2 Türkiye ile İngiltere’yi müzik ekipmanları, stüdyolar ve insanların müziğe bakışları açısından tartabilir misin? Sence İngiltere’de müzikle uğraşmak nasıl bir duygu?

İngiltere’de bence en önce bahsedilmesi gereken fark insanların müziğe ve müzisyenlere yaklaşımları. Her ne kadar bunda ekonomik faktörlerin yeri büyük olsa da sokaktaki ortalama insan müzikle çok daha fazla içli dışlı. Bizim konserlerimizde yüzlerce kilometre yol tepen insanlar oluyor. Diğer Avrupa ülkelerinden, Amerika'dan ve hatta Japonya'dan bizi izlemeye gelenler oldu geçen seneki turlarımızda. Bu yılın başında Karnataka ile ilk turnemizde kuş uçmaz kervan geçmez diyebileceğimiz yerlerde çok güzel salonlarda konserlerimiz oldu. Ben başta böyle bir yerdeki salona birilerinin gelebilme ihtimali konusunda endişeliyken, konser saati yaklaştığında salonun doldurduğumuzu görmek beni epey şaşırtmıştı. Seyirciler desteklerinin beğendikleri müziğin sürdürülebilmesi ve onu icra edenler açısından ne kadar önemli olduklarının farkındalar. İkinci soruna gelirsek. Burada çeşitli ekipmanlara ve bunların gerektirdiği servislere ulaşmak daha kolay. Bu benim gibi işi biraz daha müziğin teknolojik yanına yakın olanlar için epey bir rahatlık sağlıyor tabi.

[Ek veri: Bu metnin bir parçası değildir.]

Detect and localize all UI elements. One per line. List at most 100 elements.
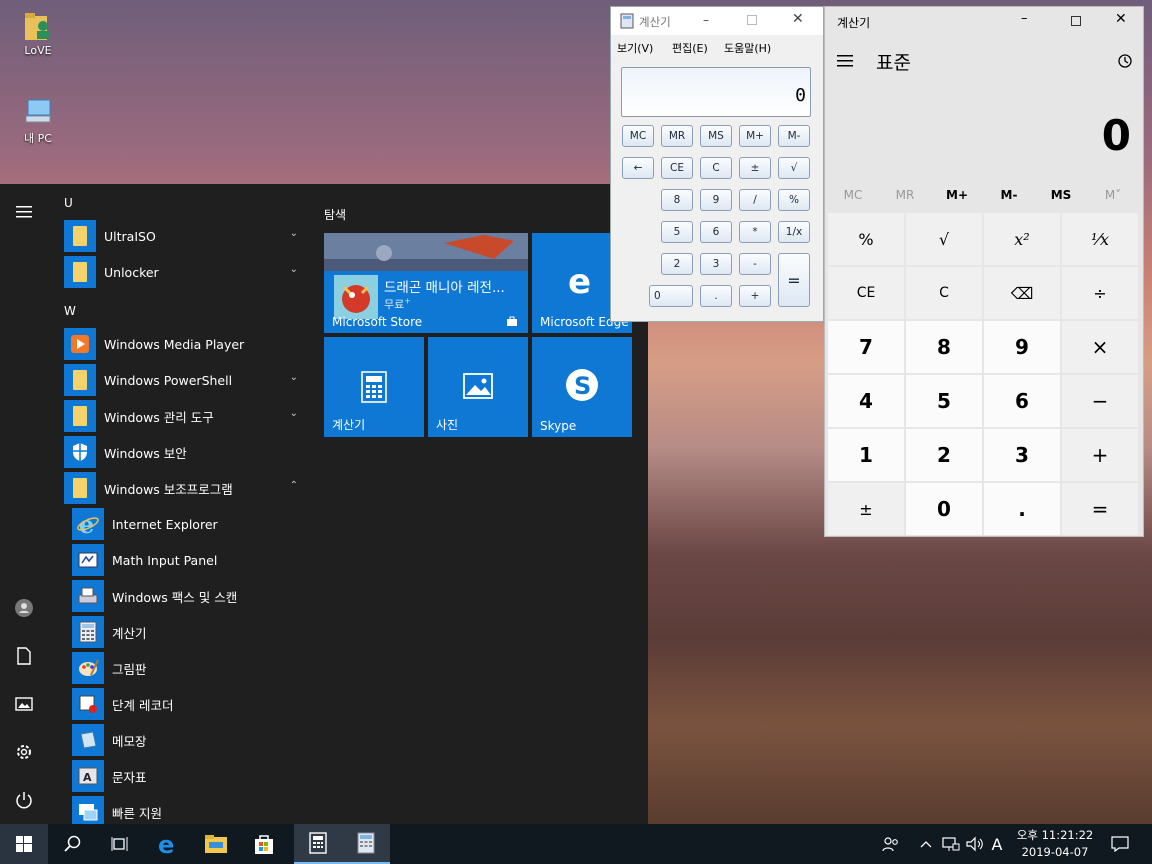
key-percent[interactable]: % [828, 213, 904, 265]
app-quick-assist[interactable]: 빠른 지원 [72, 794, 304, 824]
power-icon[interactable] [0, 780, 48, 820]
memory-list[interactable]: M˅ [1088, 188, 1138, 202]
app-windows-security[interactable]: Windows 보안 [64, 434, 304, 470]
taskbar-store[interactable] [240, 824, 288, 864]
key-0[interactable]: 0 [906, 483, 982, 535]
memory-add[interactable]: M+ [932, 188, 982, 202]
app-calculator[interactable]: 계산기 [72, 614, 304, 650]
tile-calculator[interactable]: 계산기 [324, 337, 424, 437]
key-m-plus[interactable]: M+ [739, 125, 771, 147]
maximize-button[interactable] [747, 15, 757, 25]
app-steps-recorder[interactable]: 단계 레코더 [72, 686, 304, 722]
key-c[interactable]: C [700, 157, 732, 179]
key-4[interactable]: 4 [828, 375, 904, 427]
classic-calculator-window[interactable]: 계산기 – ✕ 보기(V) 편집(E) 도움말(H) 0 MC MR MS M+… [610, 6, 824, 322]
pictures-icon[interactable] [0, 684, 48, 724]
key-clear[interactable]: C [906, 267, 982, 319]
app-windows-admin-tools[interactable]: Windows 관리 도구 ⌄ [64, 398, 304, 434]
key-3[interactable]: 3 [700, 253, 732, 275]
key-2[interactable]: 2 [906, 429, 982, 481]
memory-store[interactable]: MS [1036, 188, 1086, 202]
close-button[interactable]: ✕ [1115, 11, 1127, 27]
key-mr[interactable]: MR [661, 125, 693, 147]
memory-recall[interactable]: MR [880, 188, 930, 202]
memory-subtract[interactable]: M- [984, 188, 1034, 202]
key-0[interactable]: 0 [649, 285, 693, 307]
key-1[interactable]: 1 [828, 429, 904, 481]
key-reciprocal[interactable]: ¹⁄x [1062, 213, 1138, 265]
key-multiply[interactable]: × [1062, 321, 1138, 373]
key-m-minus[interactable]: M- [778, 125, 810, 147]
taskbar-calculator[interactable] [294, 824, 342, 864]
hamburger-icon[interactable] [837, 55, 853, 67]
app-windows-accessories[interactable]: Windows 보조프로그램 ⌃ [64, 470, 304, 506]
close-button[interactable]: ✕ [792, 11, 804, 27]
key-mc[interactable]: MC [622, 125, 654, 147]
key-decimal[interactable]: . [984, 483, 1060, 535]
maximize-button[interactable] [1071, 16, 1081, 26]
menu-view[interactable]: 보기(V) [617, 40, 653, 56]
show-hidden-icons-button[interactable] [916, 824, 936, 864]
key-square[interactable]: x² [984, 213, 1060, 265]
taskbar-edge[interactable]: e [144, 824, 192, 864]
network-button[interactable] [940, 824, 962, 864]
app-windows-powershell[interactable]: Windows PowerShell ⌄ [64, 362, 304, 398]
history-icon[interactable] [1117, 53, 1133, 69]
key-ce[interactable]: CE [661, 157, 693, 179]
documents-icon[interactable] [0, 636, 48, 676]
key-divide[interactable]: / [739, 189, 771, 211]
key-8[interactable]: 8 [906, 321, 982, 373]
key-8[interactable]: 8 [661, 189, 693, 211]
app-windows-media-player[interactable]: Windows Media Player [64, 326, 304, 362]
key-5[interactable]: 5 [661, 221, 693, 243]
app-unlocker[interactable]: Unlocker ⌄ [64, 254, 304, 290]
taskbar-file-explorer[interactable] [192, 824, 240, 864]
key-sqrt[interactable]: √ [906, 213, 982, 265]
key-7[interactable]: 7 [828, 321, 904, 373]
people-button[interactable] [878, 824, 904, 864]
tile-photos[interactable]: 사진 [428, 337, 528, 437]
task-view-button[interactable] [96, 824, 144, 864]
clock[interactable]: 오후 11:21:22 2019-04-07 [1008, 824, 1102, 864]
section-header-w[interactable]: W [64, 304, 76, 318]
menu-help[interactable]: 도움말(H) [724, 40, 771, 56]
user-account-icon[interactable] [0, 588, 48, 628]
key-backspace[interactable]: ← [622, 157, 654, 179]
key-clear-entry[interactable]: CE [828, 267, 904, 319]
minimize-button[interactable]: – [1021, 11, 1028, 26]
app-notepad[interactable]: 메모장 [72, 722, 304, 758]
minimize-button[interactable]: – [703, 13, 717, 27]
search-button[interactable] [48, 824, 96, 864]
app-fax-and-scan[interactable]: Windows 팩스 및 스캔 [72, 578, 304, 614]
app-internet-explorer[interactable]: e Internet Explorer [72, 506, 304, 542]
key-sqrt[interactable]: √ [778, 157, 810, 179]
key-multiply[interactable]: * [739, 221, 771, 243]
tile-microsoft-store[interactable]: 드래곤 매니아 레전... 무료+ Microsoft Store [324, 233, 528, 333]
key-subtract[interactable]: − [1062, 375, 1138, 427]
key-decimal[interactable]: . [700, 285, 732, 307]
key-add[interactable]: + [739, 285, 771, 307]
tiles-group-header[interactable]: 탐색 [324, 206, 346, 223]
app-character-map[interactable]: A 문자표 [72, 758, 304, 794]
hamburger-icon[interactable] [0, 192, 48, 232]
calculator-window[interactable]: 계산기 – ✕ 표준 0 MC MR M+ M- MS M˅ % √ x² ¹⁄… [824, 6, 1144, 537]
input-method-indicator[interactable]: A [986, 824, 1008, 864]
key-ms[interactable]: MS [700, 125, 732, 147]
key-subtract[interactable]: - [739, 253, 771, 275]
key-backspace[interactable]: ⌫ [984, 267, 1060, 319]
key-plus-minus[interactable]: ± [739, 157, 771, 179]
key-equals[interactable]: = [778, 253, 810, 307]
key-divide[interactable]: ÷ [1062, 267, 1138, 319]
key-reciprocal[interactable]: 1/x [778, 221, 810, 243]
key-6[interactable]: 6 [700, 221, 732, 243]
taskbar-classic-calculator[interactable] [342, 824, 390, 864]
key-9[interactable]: 9 [700, 189, 732, 211]
action-center-button[interactable] [1104, 824, 1136, 864]
volume-button[interactable] [964, 824, 986, 864]
key-3[interactable]: 3 [984, 429, 1060, 481]
app-math-input-panel[interactable]: Math Input Panel [72, 542, 304, 578]
menu-edit[interactable]: 편집(E) [672, 40, 708, 56]
key-negate[interactable]: ± [828, 483, 904, 535]
tile-skype[interactable]: S Skype [532, 337, 632, 437]
memory-clear[interactable]: MC [828, 188, 878, 202]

3 Seni İngiltere’ye yönlendiren neydi ve Karnataka ile nasıl buluştun? Ian Jones’un bunda payı var mıydı?

Ben aslında eşimin doktorası için Londra'ya taşındım, tam anlamıyla hayatımda bir dönüm noktası oldu. Buraya geldiğimden itibaren aralarında çok önemli isimlerinde olduğu birçok grupla çalıştım. Daha sonra Karnataka'nın İnternet'e koyduğu bir ilana cevap verdim. Birlikte stüdyoya girdik ve sonra gruba kabul edildim.

4 Senin müzikal beğenilerine göre düşünürsek Karnataka müziği senin bakış açına göre senin için nerede duruyor? Beğenilerinle örtüşüyor mu? Karnataka müziğini daha önce biliyor muydun?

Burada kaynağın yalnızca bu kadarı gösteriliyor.